ECLI:NL:CRVB:2007:BB9688
Centrale Raad van Beroep
- Hoger beroep
- K.J.S. Spaas
- H.G. Rottier
- B. Barentsen
- Rechtspraak.nl
Herhaalde aanvraag voor WAZ-uitkering zonder nieuw gebleken feiten of veranderde omstandigheden
In deze zaak gaat het om een hoger beroep van appellant tegen de uitspraak van de rechtbank Breda van 27 oktober 2005, waarin zijn aanvraag voor een WAZ-uitkering werd afgewezen. Appellant, die als zelfstandig ondernemer heeft gewerkt, heeft meerdere keren een uitkering aangevraagd vanwege rugklachten. De aanvragen zijn in het verleden afgewezen omdat zijn mate van arbeidsongeschiktheid op de relevante data onder de 25% lag. In 2002 werd hem een WAZ-uitkering toegekend, maar in 2004 meldde hij zich ziek en vroeg hij opnieuw om een uitkering, waarbij hij stelde dat zijn klachten waren toegenomen.
Het Uwv vroeg appellant om aan te geven of hij nieuwe klachten had of dat hij terug wilde komen op eerdere beslissingen. Appellant maakte bezwaar tegen de afwijzing van zijn nieuwe aanvraag, maar het Uwv verklaarde dit bezwaar ongegrond. De rechtbank onderschreef het standpunt van het Uwv, waarbij werd benadrukt dat appellant geen nieuw gebleken feiten of veranderde omstandigheden had aangedragen die aanleiding gaven om de eerdere beslissingen te herzien. De rechtbank oordeelde dat de informatie over de huidige behandeling van appellant niet als nieuw feit kon worden beschouwd, omdat deze betrekking had op een situatie na de relevante data.

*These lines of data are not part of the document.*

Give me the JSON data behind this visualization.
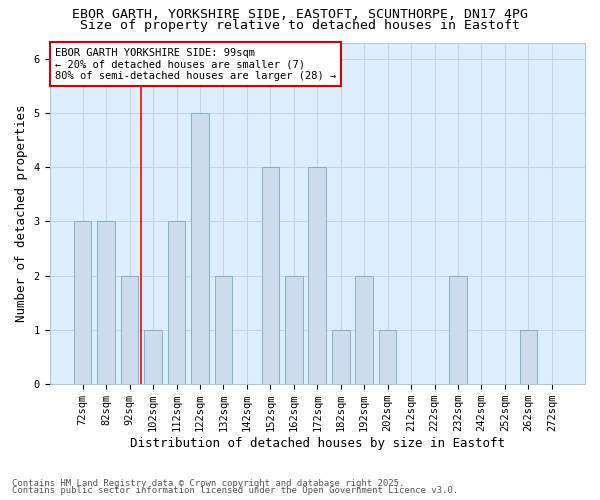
{
  "title1": "EBOR GARTH, YORKSHIRE SIDE, EASTOFT, SCUNTHORPE, DN17 4PG",
  "title2": "Size of property relative to detached houses in Eastoft",
  "xlabel": "Distribution of detached houses by size in Eastoft",
  "ylabel": "Number of detached properties",
  "categories": [
    "72sqm",
    "82sqm",
    "92sqm",
    "102sqm",
    "112sqm",
    "122sqm",
    "132sqm",
    "142sqm",
    "152sqm",
    "162sqm",
    "172sqm",
    "182sqm",
    "192sqm",
    "202sqm",
    "212sqm",
    "222sqm",
    "232sqm",
    "242sqm",
    "252sqm",
    "262sqm",
    "272sqm"
  ],
  "values": [
    3,
    3,
    2,
    1,
    3,
    5,
    2,
    0,
    4,
    2,
    4,
    1,
    2,
    1,
    0,
    0,
    2,
    0,
    0,
    1,
    0
  ],
  "bar_color": "#ccdcec",
  "bar_edgecolor": "#7aa8cc",
  "grid_color": "#c8d4e0",
  "plot_bg_color": "#ddeeff",
  "fig_bg_color": "#ffffff",
  "red_line_x": 2.5,
  "annotation_text": "EBOR GARTH YORKSHIRE SIDE: 99sqm\n← 20% of detached houses are smaller (7)\n80% of semi-detached houses are larger (28) →",
  "annotation_box_color": "#ffffff",
  "annotation_border_color": "#cc0000",
  "footnote1": "Contains HM Land Registry data © Crown copyright and database right 2025.",
  "footnote2": "Contains public sector information licensed under the Open Government Licence v3.0.",
  "ylim": [
    0,
    6.3
  ],
  "yticks": [
    0,
    1,
    2,
    3,
    4,
    5,
    6
  ],
  "title1_fontsize": 9.5,
  "title2_fontsize": 9.5,
  "axis_label_fontsize": 9,
  "tick_fontsize": 7.5,
  "annotation_fontsize": 7.5,
  "footnote_fontsize": 6.5
}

De Centrale Raad van Beroep bevestigde de uitspraak van de rechtbank en oordeelde dat er geen termen aanwezig waren om terug te komen op de eerdere beslissingen. De Raad benadrukte dat op grond van de Algemene wet bestuursrecht de aanvrager verplicht is om nieuw gebleken feiten of veranderde omstandigheden te melden bij een nieuwe aanvraag. Aangezien appellant dit niet had gedaan, werd de aanvraag afgewezen. De uitspraak werd gedaan in aanwezigheid van de griffier en is openbaar uitgesproken op 29 november 2007.